I think of the Thai pendant I wore on the night when I felt I was saved by an answer to prayer, when the conscript threatened to rape and kill me. At the time, I had no idea what it meant, whose image it was. I bought it as fashion. Only writing this book have I realised that I wore on my breast that fateful night the Buddhist Goddess of Compassion, Kuan Yin, who is described as ‘an incarnation of Mary’, whose person embodies loving kindness. Kuan Yin hears the cries of the suffering; her name means ‘she who hears the sounds of the world’. She is said to have refused to enter heaven when the cries of the living came to her ears. Which compassion saved me? Kuan Yin’s, or Jesus’s? I would say, compassion in the universe; though in another universe, perhaps I was killed, in the universe I live in now, I was saved. But behind that larger claim there are real, small facts: compassion from the French boys who worried about me, who came and interrupted what was happening; my own compassion for myself, which made me hold on and hold off my attacker; even some buried restraint or pity in him which stopped him raping me straightaway. (But think also of those who are not saved, who are cruelly killed, tortured, murdered, who suffer for years, with no remission, who pray in terror and are not answered.)

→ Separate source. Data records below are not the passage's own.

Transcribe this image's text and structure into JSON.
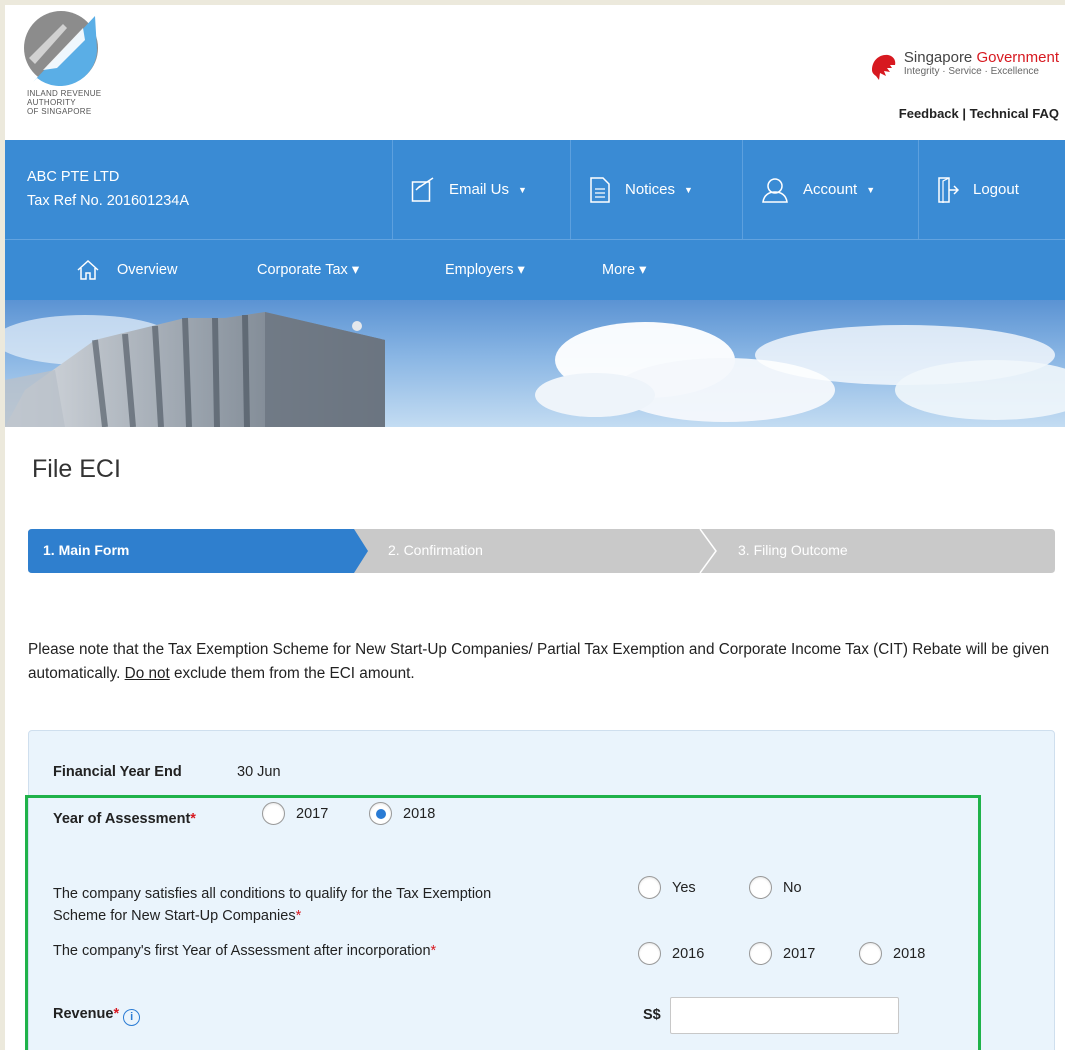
{
  "header": {
    "logo_lines": [
      "INLAND REVENUE",
      "AUTHORITY",
      "OF SINGAPORE"
    ],
    "gov_brand": {
      "word1": "Singapore",
      "word2": "Government",
      "tagline": "Integrity · Service · Excellence"
    },
    "links": {
      "feedback": "Feedback",
      "separator": "|",
      "faq": "Technical FAQ"
    }
  },
  "account_bar": {
    "company_name": "ABC PTE LTD",
    "tax_ref": "Tax Ref No. 201601234A",
    "email_label": "Email Us",
    "notices_label": "Notices",
    "account_label": "Account",
    "logout_label": "Logout",
    "caret": "▼"
  },
  "nav": {
    "overview": "Overview",
    "corporate_tax": "Corporate Tax ▾",
    "employers": "Employers ▾",
    "more": "More ▾"
  },
  "page": {
    "title": "File ECI"
  },
  "steps": [
    {
      "label": "1. Main Form",
      "active": true
    },
    {
      "label": "2. Confirmation",
      "active": false
    },
    {
      "label": "3. Filing Outcome",
      "active": false
    }
  ],
  "notice": {
    "part1": "Please note that the Tax Exemption Scheme for New Start-Up Companies/ Partial Tax Exemption and Corporate Income Tax (CIT) Rebate will be given automatically. ",
    "underline": "Do not",
    "part2": " exclude them from the ECI amount."
  },
  "form": {
    "fye_label": "Financial Year End",
    "fye_value": "30 Jun",
    "ya_label": "Year of Assessment",
    "ya_options": [
      "2017",
      "2018"
    ],
    "ya_selected": "2018",
    "startup_line1": "The company satisfies all conditions to qualify for the Tax Exemption",
    "startup_line2": "Scheme for New Start-Up Companies",
    "startup_options": [
      "Yes",
      "No"
    ],
    "first_ya_label": "The company's first Year of Assessment after incorporation",
    "first_ya_options": [
      "2016",
      "2017",
      "2018"
    ],
    "revenue_label": "Revenue",
    "currency": "S$",
    "revenue_value": "",
    "required_mark": "*",
    "info_glyph": "i"
  },
  "colors": {
    "brand_blue": "#3a8bd4",
    "step_active": "#2f7fce",
    "step_inactive": "#c9c9c9",
    "highlight_green": "#1fb24a",
    "required_red": "#d71920"
  }
}
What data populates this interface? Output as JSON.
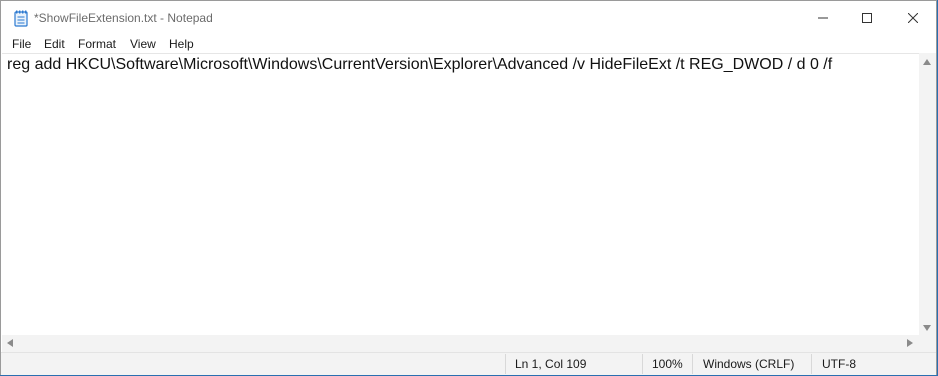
{
  "window": {
    "title": "*ShowFileExtension.txt - Notepad",
    "icon": "notepad-icon"
  },
  "menu": {
    "items": [
      "File",
      "Edit",
      "Format",
      "View",
      "Help"
    ]
  },
  "editor": {
    "content": "reg add HKCU\\Software\\Microsoft\\Windows\\CurrentVersion\\Explorer\\Advanced /v HideFileExt /t REG_DWOD / d 0 /f"
  },
  "status": {
    "position": "Ln 1, Col 109",
    "zoom": "100%",
    "line_ending": "Windows (CRLF)",
    "encoding": "UTF-8"
  },
  "colors": {
    "accent": "#2b79d0",
    "desktop": "#2a6fb0"
  }
}
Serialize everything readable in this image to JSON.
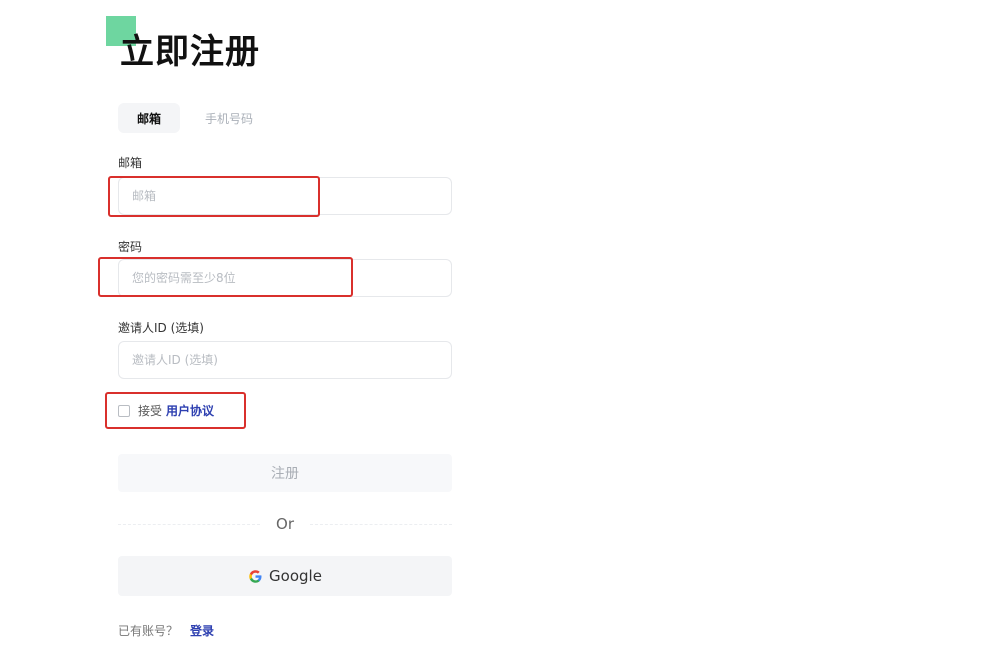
{
  "page": {
    "title": "立即注册"
  },
  "tabs": [
    {
      "label": "邮箱",
      "active": true
    },
    {
      "label": "手机号码",
      "active": false
    }
  ],
  "form": {
    "email": {
      "label": "邮箱",
      "placeholder": "邮箱",
      "value": ""
    },
    "password": {
      "label": "密码",
      "placeholder": "您的密码需至少8位",
      "value": ""
    },
    "referrer": {
      "label": "邀请人ID (选填)",
      "placeholder": "邀请人ID (选填)",
      "value": ""
    },
    "agree": {
      "prefix": "接受",
      "link": "用户协议",
      "checked": false
    },
    "register_label": "注册",
    "or_label": "Or",
    "google_label": "Google"
  },
  "footer": {
    "question": "已有账号？",
    "login_label": "登录"
  },
  "colors": {
    "accent": "#2d3fb0",
    "highlight": "#d9302c",
    "logo": "#6ed6a0"
  }
}
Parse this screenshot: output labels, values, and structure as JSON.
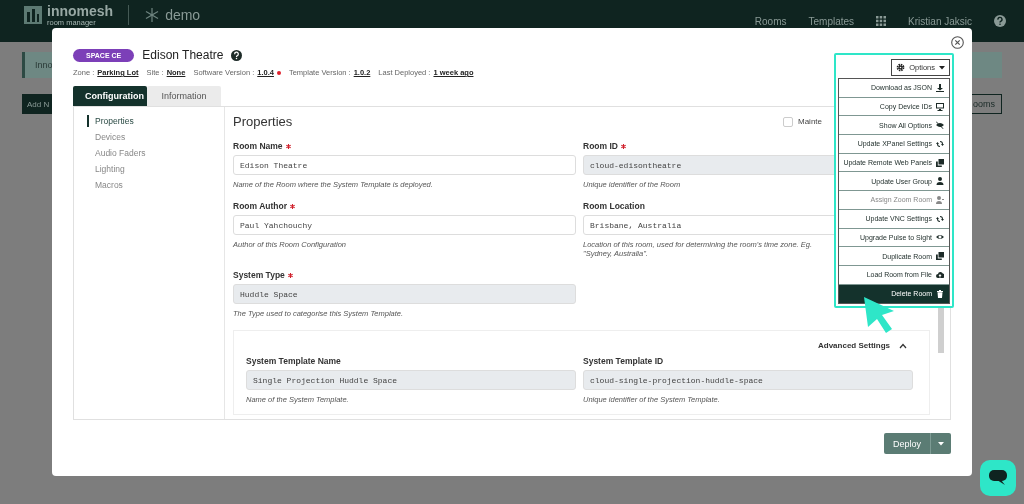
{
  "header": {
    "logo_name": "innomesh",
    "logo_sub": "room manager",
    "tenant": "demo",
    "nav": [
      {
        "label": "Rooms"
      },
      {
        "label": "Templates"
      }
    ],
    "user": "Kristian Jaksic"
  },
  "backdrop": {
    "alert": "Inno",
    "add_button": "Add N",
    "right_button": "ooms"
  },
  "modal": {
    "badge": "SPACE CE",
    "title": "Edison Theatre",
    "meta": [
      {
        "label": "Zone :",
        "value": "Parking Lot",
        "alert": false
      },
      {
        "label": "Site :",
        "value": "None",
        "alert": false
      },
      {
        "label": "Software Version :",
        "value": "1.0.4",
        "alert": true
      },
      {
        "label": "Template Version :",
        "value": "1.0.2",
        "alert": false
      },
      {
        "label": "Last Deployed :",
        "value": "1 week ago",
        "alert": false
      }
    ],
    "tabs": [
      {
        "label": "Configuration",
        "selected": true
      },
      {
        "label": "Information",
        "selected": false
      }
    ],
    "sidebar": [
      {
        "label": "Properties",
        "selected": true
      },
      {
        "label": "Devices",
        "selected": false
      },
      {
        "label": "Audio Faders",
        "selected": false
      },
      {
        "label": "Lighting",
        "selected": false
      },
      {
        "label": "Macros",
        "selected": false
      }
    ],
    "heading": "Properties",
    "maintenance": {
      "label": "Mainte",
      "checked": false
    },
    "fields": [
      {
        "label": "Room Name",
        "required": true,
        "value": "Edison Theatre",
        "readonly": false,
        "hint": "Name of the Room where the System Template is deployed."
      },
      {
        "label": "Room ID",
        "required": true,
        "value": "cloud-edisontheatre",
        "readonly": true,
        "hint": "Unique identifier of the Room"
      },
      {
        "label": "Room Author",
        "required": true,
        "value": "Paul Yahchouchy",
        "readonly": false,
        "hint": "Author of this Room Configuration"
      },
      {
        "label": "Room Location",
        "required": false,
        "value": "Brisbane, Australia",
        "readonly": false,
        "hint": "Location of this room, used for determining the room's time zone. Eg. \"Sydney, Australia\"."
      },
      {
        "label": "System Type",
        "required": true,
        "value": "Huddle Space",
        "readonly": true,
        "hint": "The Type used to categorise this System Template."
      }
    ],
    "advanced": {
      "title": "Advanced Settings",
      "expanded": true,
      "fields": [
        {
          "label": "System Template Name",
          "value": "Single Projection Huddle Space",
          "readonly": true,
          "hint": "Name of the System Template."
        },
        {
          "label": "System Template ID",
          "value": "cloud-single-projection-huddle-space",
          "readonly": true,
          "hint": "Unique identifier of the System Template."
        }
      ]
    },
    "options": {
      "label": "Options",
      "expanded": true,
      "items": [
        {
          "label": "Download as JSON",
          "kind": "normal",
          "disabled": false
        },
        {
          "label": "Copy Device IDs",
          "kind": "normal",
          "disabled": false
        },
        {
          "label": "Show All Options",
          "kind": "normal",
          "disabled": false
        },
        {
          "label": "Update XPanel Settings",
          "kind": "normal",
          "disabled": false
        },
        {
          "label": "Update Remote Web Panels",
          "kind": "normal",
          "disabled": false
        },
        {
          "label": "Update User Group",
          "kind": "normal",
          "disabled": false
        },
        {
          "label": "Assign Zoom Room",
          "kind": "normal",
          "disabled": true
        },
        {
          "label": "Update VNC Settings",
          "kind": "normal",
          "disabled": false
        },
        {
          "label": "Upgrade Pulse to Sight",
          "kind": "normal",
          "disabled": false
        },
        {
          "label": "Duplicate Room",
          "kind": "normal",
          "disabled": false
        },
        {
          "label": "Load Room from File",
          "kind": "normal",
          "disabled": false
        },
        {
          "label": "Delete Room",
          "kind": "danger",
          "disabled": false
        }
      ]
    },
    "deploy": "Deploy"
  }
}
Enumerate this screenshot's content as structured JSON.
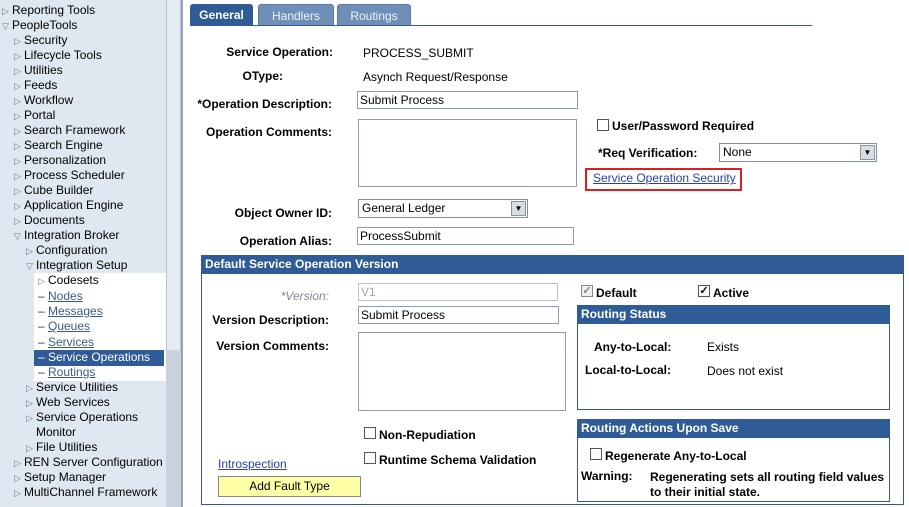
{
  "nav": {
    "items": [
      {
        "label": "Reporting Tools",
        "indent": 0,
        "tri": "closed"
      },
      {
        "label": "PeopleTools",
        "indent": 0,
        "tri": "open"
      },
      {
        "label": "Security",
        "indent": 1,
        "tri": "closed"
      },
      {
        "label": "Lifecycle Tools",
        "indent": 1,
        "tri": "closed"
      },
      {
        "label": "Utilities",
        "indent": 1,
        "tri": "closed"
      },
      {
        "label": "Feeds",
        "indent": 1,
        "tri": "closed"
      },
      {
        "label": "Workflow",
        "indent": 1,
        "tri": "closed"
      },
      {
        "label": "Portal",
        "indent": 1,
        "tri": "closed"
      },
      {
        "label": "Search Framework",
        "indent": 1,
        "tri": "closed"
      },
      {
        "label": "Search Engine",
        "indent": 1,
        "tri": "closed"
      },
      {
        "label": "Personalization",
        "indent": 1,
        "tri": "closed"
      },
      {
        "label": "Process Scheduler",
        "indent": 1,
        "tri": "closed"
      },
      {
        "label": "Cube Builder",
        "indent": 1,
        "tri": "closed"
      },
      {
        "label": "Application Engine",
        "indent": 1,
        "tri": "closed"
      },
      {
        "label": "Documents",
        "indent": 1,
        "tri": "closed"
      },
      {
        "label": "Integration Broker",
        "indent": 1,
        "tri": "open"
      },
      {
        "label": "Configuration",
        "indent": 2,
        "tri": "closed"
      },
      {
        "label": "Integration Setup",
        "indent": 2,
        "tri": "open"
      },
      {
        "label": "Codesets",
        "indent": 3,
        "tri": "closed"
      },
      {
        "label": "Nodes",
        "indent": 3,
        "tri": "link"
      },
      {
        "label": "Messages",
        "indent": 3,
        "tri": "link"
      },
      {
        "label": "Queues",
        "indent": 3,
        "tri": "link"
      },
      {
        "label": "Services",
        "indent": 3,
        "tri": "link"
      },
      {
        "label": "Service Operations",
        "indent": 3,
        "tri": "selected"
      },
      {
        "label": "Routings",
        "indent": 3,
        "tri": "link"
      },
      {
        "label": "Service Utilities",
        "indent": 2,
        "tri": "closed"
      },
      {
        "label": "Web Services",
        "indent": 2,
        "tri": "closed"
      },
      {
        "label": "Service Operations",
        "indent": 2,
        "tri": "closed"
      },
      {
        "label": "Monitor",
        "indent": 2,
        "tri": "none"
      },
      {
        "label": "File Utilities",
        "indent": 2,
        "tri": "closed"
      },
      {
        "label": "REN Server Configuration",
        "indent": 1,
        "tri": "closed"
      },
      {
        "label": "Setup Manager",
        "indent": 1,
        "tri": "closed"
      },
      {
        "label": "MultiChannel Framework",
        "indent": 1,
        "tri": "closed"
      }
    ]
  },
  "tabs": [
    {
      "label": "General",
      "active": true
    },
    {
      "label": "Handlers",
      "active": false
    },
    {
      "label": "Routings",
      "active": false
    }
  ],
  "form": {
    "service_operation_label": "Service Operation:",
    "service_operation_value": "PROCESS_SUBMIT",
    "otype_label": "OType:",
    "otype_value": "Asynch Request/Response",
    "op_desc_label": "*Operation Description:",
    "op_desc_value": "Submit Process",
    "op_comments_label": "Operation Comments:",
    "user_pw_label": "User/Password Required",
    "req_verif_label": "*Req Verification:",
    "req_verif_value": "None",
    "security_link": "Service Operation Security",
    "owner_label": "Object Owner ID:",
    "owner_value": "General Ledger",
    "alias_label": "Operation Alias:",
    "alias_value": "ProcessSubmit"
  },
  "version": {
    "header": "Default Service Operation Version",
    "version_label": "*Version:",
    "version_value": "V1",
    "desc_label": "Version Description:",
    "desc_value": "Submit Process",
    "comments_label": "Version Comments:",
    "default_label": "Default",
    "active_label": "Active",
    "non_repudiation_label": "Non-Repudiation",
    "runtime_schema_label": "Runtime Schema Validation",
    "introspection_link": "Introspection",
    "add_fault_button": "Add Fault Type"
  },
  "routing_status": {
    "header": "Routing Status",
    "any_to_local_label": "Any-to-Local:",
    "any_to_local_value": "Exists",
    "local_to_local_label": "Local-to-Local:",
    "local_to_local_value": "Does not exist"
  },
  "routing_actions": {
    "header": "Routing Actions Upon Save",
    "regenerate_label": "Regenerate Any-to-Local",
    "warning_label": "Warning:",
    "warning_line1": "Regenerating sets all routing field values",
    "warning_line2": "to their initial state."
  },
  "colors": {
    "header_blue": "#2f5b96",
    "nav_bg": "#dfe7f1",
    "highlight_red": "#d92020",
    "button_yellow": "#ffffa8"
  }
}
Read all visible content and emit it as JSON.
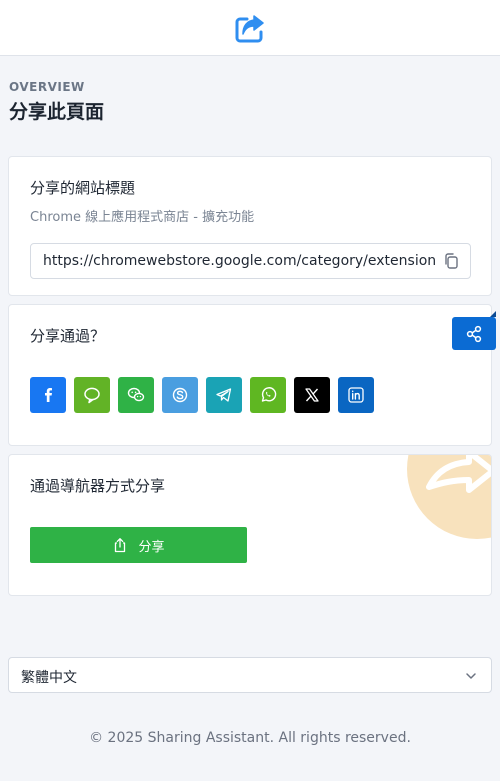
{
  "header": {
    "logo_icon": "share-forward-icon",
    "accent": "#2f8ef0"
  },
  "overview": {
    "eyebrow": "OVERVIEW",
    "title": "分享此頁面"
  },
  "page_info": {
    "heading": "分享的網站標題",
    "site_title": "Chrome 線上應用程式商店 - 擴充功能",
    "url": "https://chromewebstore.google.com/category/extensions?",
    "copy_icon": "copy-icon"
  },
  "share_via": {
    "heading": "分享通過？",
    "buttons": [
      {
        "name": "facebook",
        "icon": "facebook-icon",
        "color": "#1877f2"
      },
      {
        "name": "line",
        "icon": "line-icon",
        "color": "#62b326"
      },
      {
        "name": "wechat",
        "icon": "wechat-icon",
        "color": "#2fb246"
      },
      {
        "name": "skype",
        "icon": "skype-icon",
        "color": "#4a9ee0"
      },
      {
        "name": "telegram",
        "icon": "telegram-icon",
        "color": "#1aa3b5"
      },
      {
        "name": "whatsapp",
        "icon": "whatsapp-icon",
        "color": "#5fb722"
      },
      {
        "name": "x",
        "icon": "x-icon",
        "color": "#000000"
      },
      {
        "name": "linkedin",
        "icon": "linkedin-icon",
        "color": "#0a66c2"
      }
    ],
    "floating_button_icon": "share-nodes-icon",
    "floating_button_color": "#0b6bd3"
  },
  "native_share": {
    "heading": "通過導航器方式分享",
    "button_label": "分享",
    "button_icon": "upload-share-icon",
    "button_color": "#2fb246"
  },
  "language": {
    "selected": "繁體中文"
  },
  "footer": {
    "text": "© 2025 Sharing Assistant. All rights reserved."
  }
}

I would say that life split in two that night, is always splitting, an infinite regression, and that often I have been in the luckier half, often my need has called forth an answer—when the young Frenchmen arrived to save me, when my rejected novels were finally accepted. Because of the images I grew up knowing, the face of compassion for me is Jesus, but who is the god of birds and insects, or of the life-forms who were once on Mars? I believe that God is in all of them. I feel God is in each living instance. And so I return to my quest for the soul.